Par Thomas René pour Globe infos
L’alliance entre Rabat et Bruxelles n’est plus une simple ligne sur un traité diplomatique, c’est un rempart. Trente ans après avoir intégré le Dialogue méditerranéen, le Royaume s’est imposé comme le pivot indispensable de l’Otan sur le flanc sud. Des sables du Sahara aux centres de commandement de l’Alliance, retour sur trois décennies d’une coopération militaire et stratégique qui a transformé le Maroc en une sentinelle incontournable face aux secousses du siècle.
En effet, depuis 1995, Rabat et l’Alliance atlantique tissent une toile sécuritaire de plus en plus dense. Entre lutte antiterroriste et stabilité régionale, retour sur trois décennies d’une coopération devenue indispensable.

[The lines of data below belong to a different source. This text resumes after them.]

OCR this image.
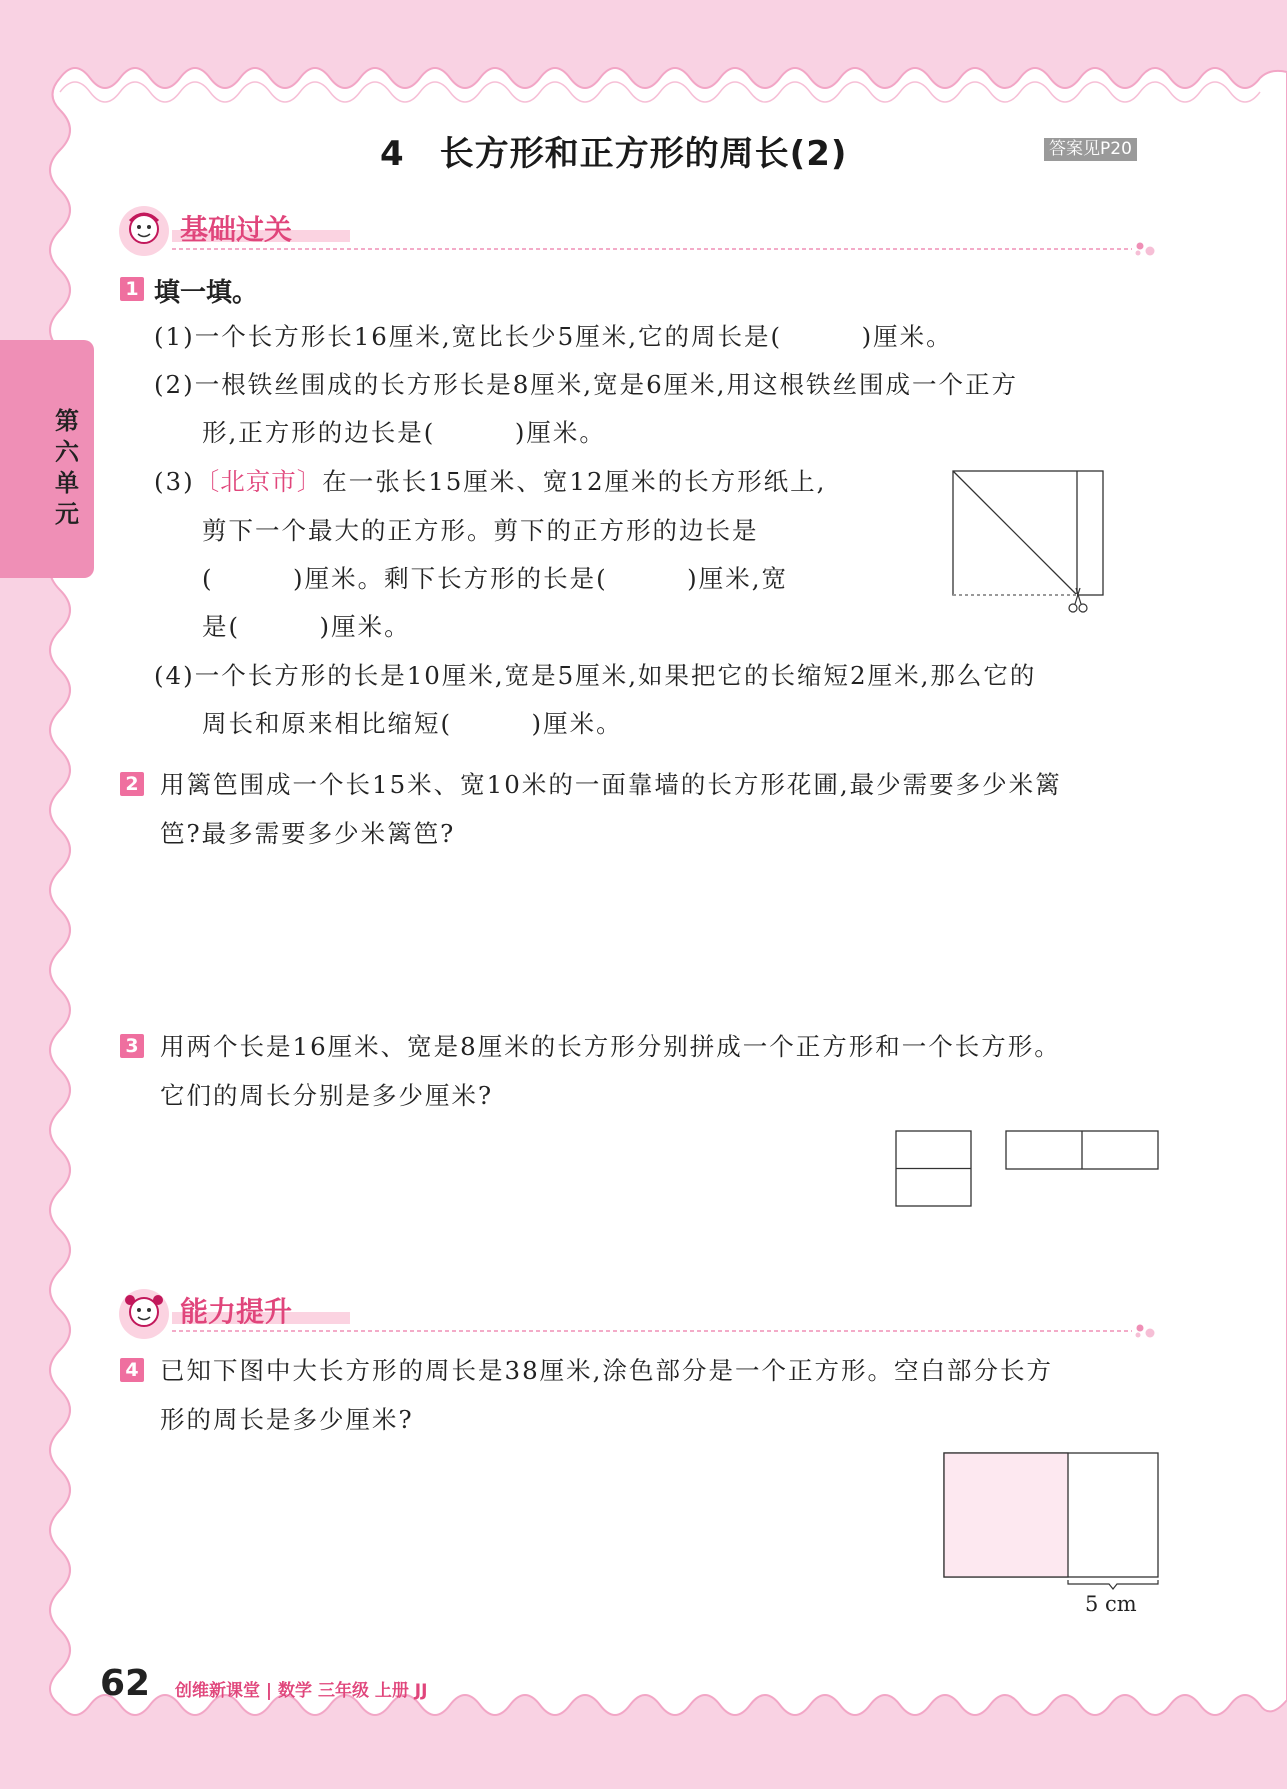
第六单元
4　长方形和正方形的周长(2)	答案见P20
基础过关
1 填一填。
(1)一个长方形长16厘米,宽比长少5厘米,它的周长是(　　　)厘米。
(2)一根铁丝围成的长方形长是8厘米,宽是6厘米,用这根铁丝围成一个正方
形,正方形的边长是(　　　)厘米。
(3)〔北京市〕在一张长15厘米、宽12厘米的长方形纸上,
剪下一个最大的正方形。剪下的正方形的边长是
(　　　)厘米。剩下长方形的长是(　　　)厘米,宽
是(　　　)厘米。
(4)一个长方形的长是10厘米,宽是5厘米,如果把它的长缩短2厘米,那么它的
周长和原来相比缩短(　　　)厘米。
2 用篱笆围成一个长15米、宽10米的一面靠墙的长方形花圃,最少需要多少米篱
笆?最多需要多少米篱笆?
3 用两个长是16厘米、宽是8厘米的长方形分别拼成一个正方形和一个长方形。
它们的周长分别是多少厘米?
能力提升
4 已知下图中大长方形的周长是38厘米,涂色部分是一个正方形。空白部分长方
形的周长是多少厘米?
5 cm
62 创维新课堂 | 数学 三年级 上册 JJ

Un ancrage historique : du Dialogue méditerranéen au statut d’allié majeur
Tout commence en 1995. Le Maroc rejoint alors le dialogue méditerranéen, une initiative de l’Otan visant à renforcer la stabilité dans le bassin méditerranéen. Ce rapprochement initial n’était pas qu’une simple formalité diplomatique. Il marquait la volonté de Rabat de s’arrimer aux standards de défense internationaux.
Au fil des années, ce lien s’est transformé en une alliance structurante. Le Maroc a su démontrer sa fiabilité en participant activement à plusieurs missions de maintien de la paix. Cette rigueur lui a d’ailleurs valu le statut d’Allié majeur non-membre de l’Otan. Aujourd’hui, cette relation repose sur une confiance réciproque que les deux parties cultivent avec soin.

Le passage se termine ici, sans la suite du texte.